A large plane charged sheet having surface charge density $\sigma =+2\times {10}^{-6}{\text{C/m}}^2$ lies in the $\text{x-y}$ plane. Find the flux of the electric field through a circular area of radius $1\text{cm}$ lying completely in the region where $\text{x, y, z}$ all are positive and with its normal making an angle of ${60}^{\circ }$ with the $\text{z-}$axis.

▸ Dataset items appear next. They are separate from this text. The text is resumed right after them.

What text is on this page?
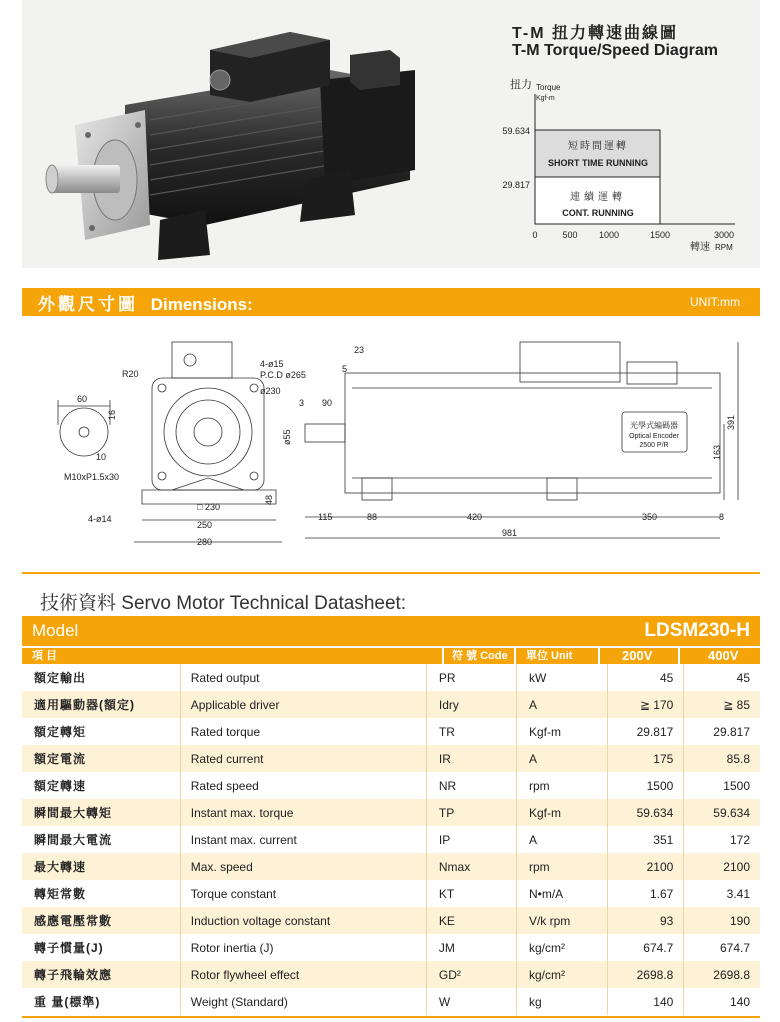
T-M 扭力轉速曲線圖
T-M Torque/Speed Diagram
扭力 Torque
Kgf-m
59.634
29.817
0	500 1000	1500	3000
轉速 RPM
短時間運轉
SHORT TIME RUNNING
連續運轉
CONT. RUNNING
外觀尺寸圖 Dimensions:	UNIT:mm
R20
60
16
10
M10xP1.5x30
4-ø15
P.C.D ø265
ø230
ø55
□ 230
250
280
48
4-ø14
23
5
3 90
115	88	420	350	8
981
391
163
光學式編碼器
Optical Encoder
2500 P/R
技術資料 Servo Motor Technical Datasheet:
Model	LDSM230-H
項 目	符 號 Code 單位 Unit	200V	400V
額定輸出	Rated output	PR	kW	45	45
適用驅動器(額定)	Applicable driver	Idry	A	≧ 170	≧ 85
額定轉矩	Rated torque	TR	Kgf-m	29.817	29.817
額定電流	Rated current	IR	A	175	85.8
額定轉速	Rated speed	NR	rpm	1500	1500
瞬間最大轉矩	Instant max. torque	TP	Kgf-m	59.634	59.634
瞬間最大電流	Instant max. current	IP	A	351	172
最大轉速	Max. speed	Nmax	rpm	2100	2100
轉矩常數	Torque constant	KT	N•m/A	1.67	3.41
感應電壓常數	Induction voltage constant	KE	V/k rpm	93	190
轉子慣量(J)	Rotor inertia (J)	JM	kg/cm²	674.7	674.7
轉子飛輪效應	Rotor flywheel effect	GD²	kg/cm²	2698.8	2698.8
重 量(標準)	Weight (Standard)	W	kg	140	140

• A. $16.3{\text{Nm}}^2\text{/C}$
• B. $17.3{\text{Nm}}^2\text{/C}$
• C. $8.15{\text{Nm}}^2\text{/C}$
• D. $34.6{\text{Nm}}^2\text{/C}$

Answer 1

The correct option is B $17.3{\text{Nm}}^2\text{/C}$

Given,
Surface charge density of the given sheet, $\sigma =2\times {10}^{-6}{\text{C/m}}^2$
Radius of circular area, $r=1\text{cm}$


Electric field near the plane charged sheet,
$E=\frac{\sigma }{2{ϵ}_0}$
Substituting the values ,
$E=\frac{2\times {10}^{-6}}{2\times 8.85\times {10}^{-12}}=1.1\times {10}^5\text{N/C}$

And the electric field acts in the $\text{z-}$ direction (normal to the sheet).

Area of given surface,
$A=\pi r^2$
$\Rightarrow A=3.14\times (0.01{)}^2=3.14\times {10}^{-4}{\text{m}}^2$

Positive normal to it make an angle of ${60}^{\circ }$ with $\text{z-}$axis.
$\therefore \theta ={60}^{\circ }$

Electric flux through the given surface,
$\varphi =\overrightarrow{E}.\overrightarrow{A}=EA\cos \theta$
Substituting the values,
$\varphi =1.1\times {10}^5\times 3.14\times {10}^{-4}\times \cos {60}^{\circ }$
$\therefore \varphi =17.3{\text{N-m}}^2\text{/C}$